April 17, 2003, 10:41PM

New way to battle anthrax
Rice researchers study buckyballs
By ERIC BERGER
Copyright 2003 Houston Chronicle Science Writer
Buckyballs may become the newest enlistee in the war against terror.

Researchers at Rice University are studying the use of buckyballs, a man-made, spherical form of carbon discovered 18 years ago, to transport critical drugs directly to diseases such as anthrax.

Most medicines pass through the entire body when ingested, forcing doctors to give higher doses of a drug and pay extra attention to a treatment's health effects on all organs.

When ingested, Cipro lingers in the body and may or may not be concentrated enough to eradicate anthrax.

What buckyballs -- about the size of an antibiotic molecule -- bring to the treatment regimen is a malleable structure that scientists can attach things to, a guided missile of sorts.

Researchers are working to attach Cipro, vancomycin and other antibiotics to a buckyball along with another molecule that would steer the package toward anthrax spores.

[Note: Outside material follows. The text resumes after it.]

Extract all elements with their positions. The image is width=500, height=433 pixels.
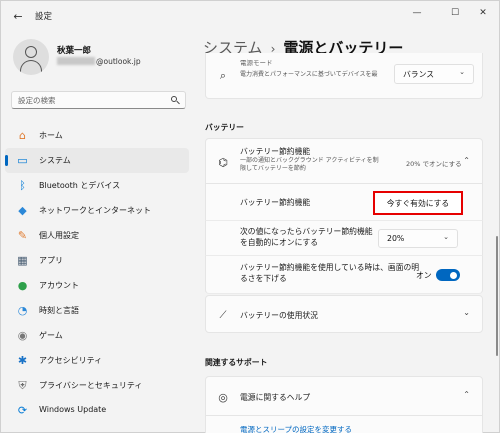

This would allow a much more concentrated, potent dose of antibiotics to battle the disease.

"Buckyballs provide a beautiful scaffolding," said Lon Wilson, a Rice chemistry professor.

This concept of targeting antibiotics is novel, and has not yet delivered a finished product.

Wilson and colleagues at Rice and the Texas Medical Center are still working to identify the best chemical to allow buckyballs to target anthrax, but the U.S. government appears eager to support the work, he says.

It has not been an easy road to commercial success for the buckyball, so named because its structure resembles the geodesic dome invented by Richard Buckminster Fuller. Prior to the buckyball, carbon was known in only two forms, graphite and diamond.

Its discovery may have won Rice chemists Rick Smalley and Robert Curl, along with Sir Harold W. Kroto of the University of Sussex, Great Britain, the Nobel Prize, but the buckyball has found no commercial application despite its unique properties.

Although the buckyball was a progenitor of the now booming science of nanotechnology, it was nonetheless soon dismissed by many scientists as a novelty.

A later discovery of carbon nanotubes, a stretched out form of buckyballs, has proved much more marketable.

But recently, said Houston nanotechnolgy promoter Conrad Masterson, things are looking up for the buckyball, especially its uses in medicine, including transporting drugs.

"I get the sense that there are a lot of people looking at this mechanism," he said.

If buckyballs do find their way to commercial success, the cost to make them -- once a barrier -- will no longer exist. Industry experts say bulk manufacturing techniques now exist to make an ounce of buckyballs for $5, far less than the $10,000 a pound in the past decade.